“I Want Some Nasty”

My friend Kevin Arnovitz on what coach Gregg Popovich told his unbeatable San Antonio Spurs during a time out:

Wired coaches are a nice little frill of the modern-day NBA telecast, but the segment often produces a flurry of well-worn clichés and platitudes. But every once in a while a huddle sound-byte will transmit the essence of a team, its coach and its guiding principles.

“Are we having fun yet?” Gregg Popovich asked the team as they trailed by nine. He raised his voice enough to be heard over “Sweet Caroline,” but no more loudly than he needed to. “I need a little bit more dose of nasty. I’m seeing a little bit of unconfident, a little hesitation. It’s not supposed to be easy. Every round gets tougher. … Penetrate hard, good passes, shoot with confidence. I want some nasty.”

Popovich expressed himself with pure calm. This was one adult speaking to other adults, and the tone was as moderate and measured as anything we’d hear at a random office meeting. Five minutes later, the Spurs took a lead they wouldn’t relinquish.

“Be aggressive” is the tired urge of every coach to players. “I want some nasty” takes on a whole new freshness. It feels more actionable somehow. It actually reminds me of DFW in the way one uncommon, vivid adjective can carry an entire thought.

6 comments on ““I Want Some Nasty”
  • I am slowly becoming a spurs fan during these playoffs. This is the best overall teamwork and ball movement I can remember watching.

  • For me, the fascinating thing about sports has always been the tension between a player’s desire for the discharge of erotic energy and the impulse toward self-destructiveness as a misdirection of the survival instinct. After all, what are sports but a sublimation of the violence implicit in competition?

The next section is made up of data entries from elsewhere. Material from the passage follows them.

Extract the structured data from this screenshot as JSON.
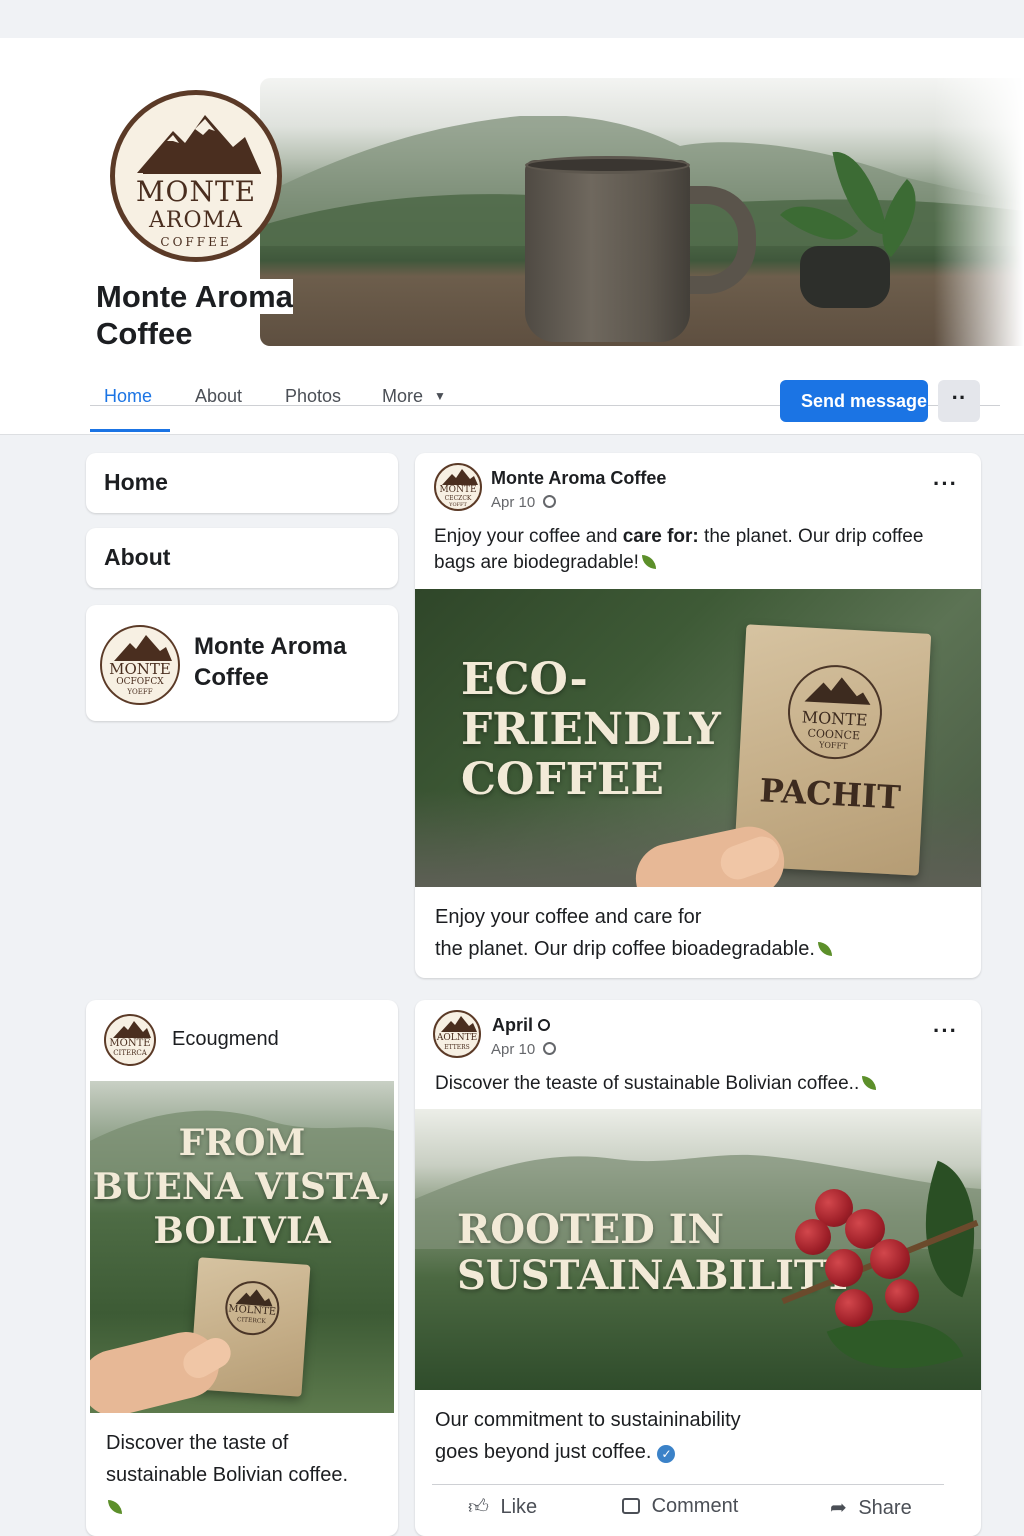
{
  "page": {
    "name": "Monte Aroma Coffee",
    "logo": {
      "line1": "MONTE",
      "line2": "AROMA",
      "line3": "COFFEE"
    }
  },
  "nav": {
    "tabs": [
      {
        "label": "Home",
        "active": true
      },
      {
        "label": "About",
        "active": false
      },
      {
        "label": "Photos",
        "active": false
      },
      {
        "label": "More",
        "active": false
      }
    ],
    "more_caret": "▼",
    "send_message": "Send message",
    "more_options": "··"
  },
  "sidebar": {
    "home": "Home",
    "about": "About",
    "profile_name": "Monte Aroma Coffee",
    "profile_logo": {
      "line1": "MONTE",
      "line2": "OCFOFCX",
      "line3": "YOEFF"
    }
  },
  "posts": [
    {
      "author": "Monte Aroma Coffee",
      "date": "Apr 10",
      "logo": {
        "line1": "MONTE",
        "line2": "CECZCK",
        "line3": "YOFFT"
      },
      "text_before": "Enjoy your coffee and ",
      "text_bold": "care for:",
      "text_after": "  the planet. Our drip coffee bags are biodegradable!",
      "image": {
        "headline": [
          "ECO-",
          "FRIENDLY",
          "COFFEE"
        ],
        "pouch_line1": "MONTE",
        "pouch_line2": "COONCE",
        "pouch_line3": "YOFFT",
        "pouch_label": "PACHIT"
      },
      "caption_line1": "Enjoy your coffee and care for",
      "caption_line2": "the planet. Our drip coffee bioadegradable."
    },
    {
      "author": "Ecougmend",
      "logo": {
        "line1": "MONTE",
        "line2": "CITERCA",
        "line3": ""
      },
      "image": {
        "headline": [
          "FROM",
          "BUENA VISTA,",
          "BOLIVIA"
        ],
        "pouch_line1": "MOLNTE",
        "pouch_line2": "CITERCK"
      },
      "caption_line1": "Discover the taste of",
      "caption_line2": "sustainable Bolivian coffee."
    },
    {
      "author": "April",
      "date": "Apr 10",
      "logo": {
        "line1": "AOLNTE",
        "line2": "ETTERS",
        "line3": ""
      },
      "text": "Discover the teaste of sustainable Bolivian coffee..",
      "image": {
        "headline": [
          "ROOTED IN",
          "SUSTAINABILITY"
        ]
      },
      "caption_line1": "Our commitment to sustaininability",
      "caption_line2": "goes beyond just coffee.",
      "actions": {
        "like": "Like",
        "comment": "Comment",
        "share": "Share"
      }
    }
  ],
  "colors": {
    "brand_blue": "#1b74e4",
    "logo_brown": "#4a2e1f",
    "leaf_green": "#5c8f2a"
  },
  "icons": [
    "globe-icon",
    "leaf-icon",
    "verified-icon",
    "like-icon",
    "comment-icon",
    "share-icon",
    "more-dots-icon"
  ]
}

    To my ears, “I want some nasty” sounds more like the infantile war-cry of a frat-boy in the terminal stage of arrested development, still unable to articulate his urgent desire for poontang in a way that might actually appeal to a woman. Which would explain all those boozy late-night liaisons with the resident faggot.

    I’ve certainly never observed any correlation between participation in sports and the development of good character; on the contrary, it seems all the jocks of high school became Republicans or believers in a return to the gold standard.;-)

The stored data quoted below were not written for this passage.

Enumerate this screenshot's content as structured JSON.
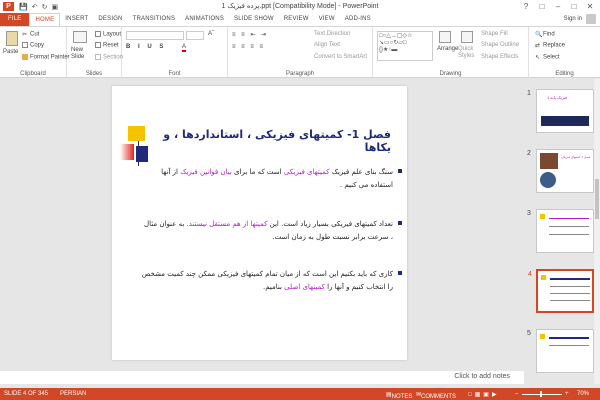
{
  "window": {
    "title": "پرده فیزیک 1.ppt [Compatibility Mode] - PowerPoint"
  },
  "tabs": [
    "FILE",
    "HOME",
    "INSERT",
    "DESIGN",
    "TRANSITIONS",
    "ANIMATIONS",
    "SLIDE SHOW",
    "REVIEW",
    "VIEW",
    "ADD-INS"
  ],
  "signin": "Sign in",
  "ribbon": {
    "clipboard": {
      "label": "Clipboard",
      "paste": "Paste",
      "cut": "Cut",
      "copy": "Copy",
      "format_painter": "Format Painter"
    },
    "slides": {
      "label": "Slides",
      "new_slide": "New Slide",
      "layout": "Layout",
      "reset": "Reset",
      "section": "Section"
    },
    "font": {
      "label": "Font"
    },
    "paragraph": {
      "label": "Paragraph",
      "text_direction": "Text Direction",
      "align_text": "Align Text",
      "convert": "Convert to SmartArt"
    },
    "drawing": {
      "label": "Drawing",
      "arrange": "Arrange",
      "quick_styles": "Quick Styles",
      "shape_fill": "Shape Fill",
      "shape_outline": "Shape Outline",
      "shape_effects": "Shape Effects"
    },
    "editing": {
      "label": "Editing",
      "find": "Find",
      "replace": "Replace",
      "select": "Select"
    }
  },
  "slide": {
    "title": "فصل 1- کمیتهای فیزیکی ، استانداردها ، و یکاها",
    "p1": {
      "a": "سنگ بنای علم فیزیک ",
      "b": "کمیتهای فیزیکی",
      "c": " است که ما برای ",
      "d": "بیان قوانین فیزیک",
      "e": " از آنها استفاده می کنیم ."
    },
    "p2": {
      "a": "تعداد کمیتهای فیزیکی بسیار زیاد است. این ",
      "b": "کمیتها از هم مستقل نیستند.",
      "c": " به عنوان مثال ، سرعت برابر نسبت طول به زمان است."
    },
    "p3": {
      "a": "کاری که باید بکنیم این است که از میان تمام کمیتهای فیزیکی ممکن چند کمیت  مشخص را انتخاب کنیم و آنها را ",
      "b": "کمیتهای اصلی",
      "c": " بنامیم."
    }
  },
  "thumbnails": [
    {
      "num": "1",
      "caption": "فیزیک پایه 1"
    },
    {
      "num": "2",
      "caption": "فصل 1 کمیتهای فیزیکی"
    },
    {
      "num": "3",
      "caption": ""
    },
    {
      "num": "4",
      "caption": ""
    },
    {
      "num": "5",
      "caption": ""
    }
  ],
  "notes_placeholder": "Click to add notes",
  "status": {
    "slide": "SLIDE 4 OF 345",
    "language": "PERSIAN",
    "notes": "NOTES",
    "comments": "COMMENTS",
    "zoom": "70%"
  },
  "colors": {
    "accent": "#d24726",
    "title": "#1f2a7a",
    "highlight": "#b01cc7"
  }
}
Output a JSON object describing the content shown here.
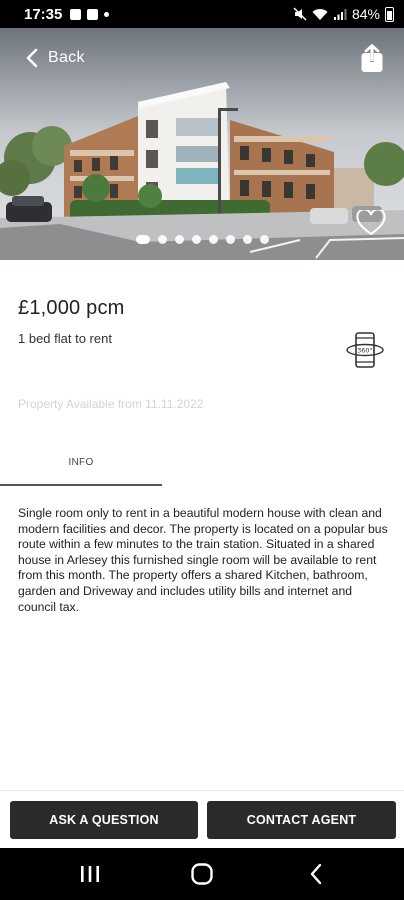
{
  "status_bar": {
    "time": "17:35",
    "battery": "84%",
    "left_icons": [
      "image-icon",
      "notification-icon",
      "dot-icon"
    ],
    "right_icons": [
      "mute-icon",
      "wifi-icon",
      "signal-icon",
      "battery-icon"
    ]
  },
  "header": {
    "back_label": "Back",
    "share_icon": "share-icon",
    "favourite_icon": "heart-icon"
  },
  "gallery": {
    "image_count": 8,
    "active_index": 0
  },
  "listing": {
    "price": "£1,000 pcm",
    "subtitle": "1 bed flat to rent",
    "tour_icon": "360-phone-icon",
    "availability": "Property Available from 11.11.2022"
  },
  "tabs": [
    {
      "label": "INFO",
      "active": true
    }
  ],
  "description": "Single room only to rent in a beautiful modern house with clean and modern facilities and decor. The property is located on a popular bus route within a few minutes to the train station. Situated in a shared house in Arlesey this furnished single room will be available to rent from this month. The property offers a shared Kitchen, bathroom, garden and Driveway and includes utility bills and internet and council tax.",
  "actions": {
    "ask_label": "ASK A QUESTION",
    "contact_label": "CONTACT AGENT"
  },
  "nav": {
    "recents_icon": "recents-icon",
    "home_icon": "home-icon",
    "back_icon": "back-icon"
  },
  "colors": {
    "button_bg": "#2a2a2a",
    "text_primary": "#222222",
    "text_muted": "#d4d4d4",
    "system_bar": "#000000"
  }
}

      • Aw, I liked “distored” better. It seems more appropriate to a half-formed thought. “I want some nasty” doesn’t deserve even that status. It sounds like something one of the mulleted hillbillies on the Jerry Springer Show would say.

        It’s the general public that has a distorted view of reality. Chris Hedges is right in believing that spectacle has triumphed over literacy in the US. Sports stars are glamorized, idolized, and rewarded out of all proportion to the value of what they actually contribute to society, while dedicated scientists are disrespected and their work demeaned by Bible-thumping half-wits.

        The Amazon blurb for Hedges’ book, Empire of Illusion: The End of Literacy and the Triumph of Spectacle puts it this way:

        “We now live in two Americas. One—now the minority—functions in a print-based, literate world that can cope with complexity and can separate illusion from truth. The other—the majority—is retreating from a reality-based world into one of false certainty and magic.”

        I remember when Albert Einstein was as big a hero in the US as Mickey Mantle. Now, science-denying ignoramuses like Sarah Palin or Donald Trump think they are as qualified as any scientist to hold forth on evolution or climate change.

        Watching two minutes of the antics of the proud morons on the Jerry Springer Show</i) or the drunken fans at a Spurs game makes me fear for the future of this country.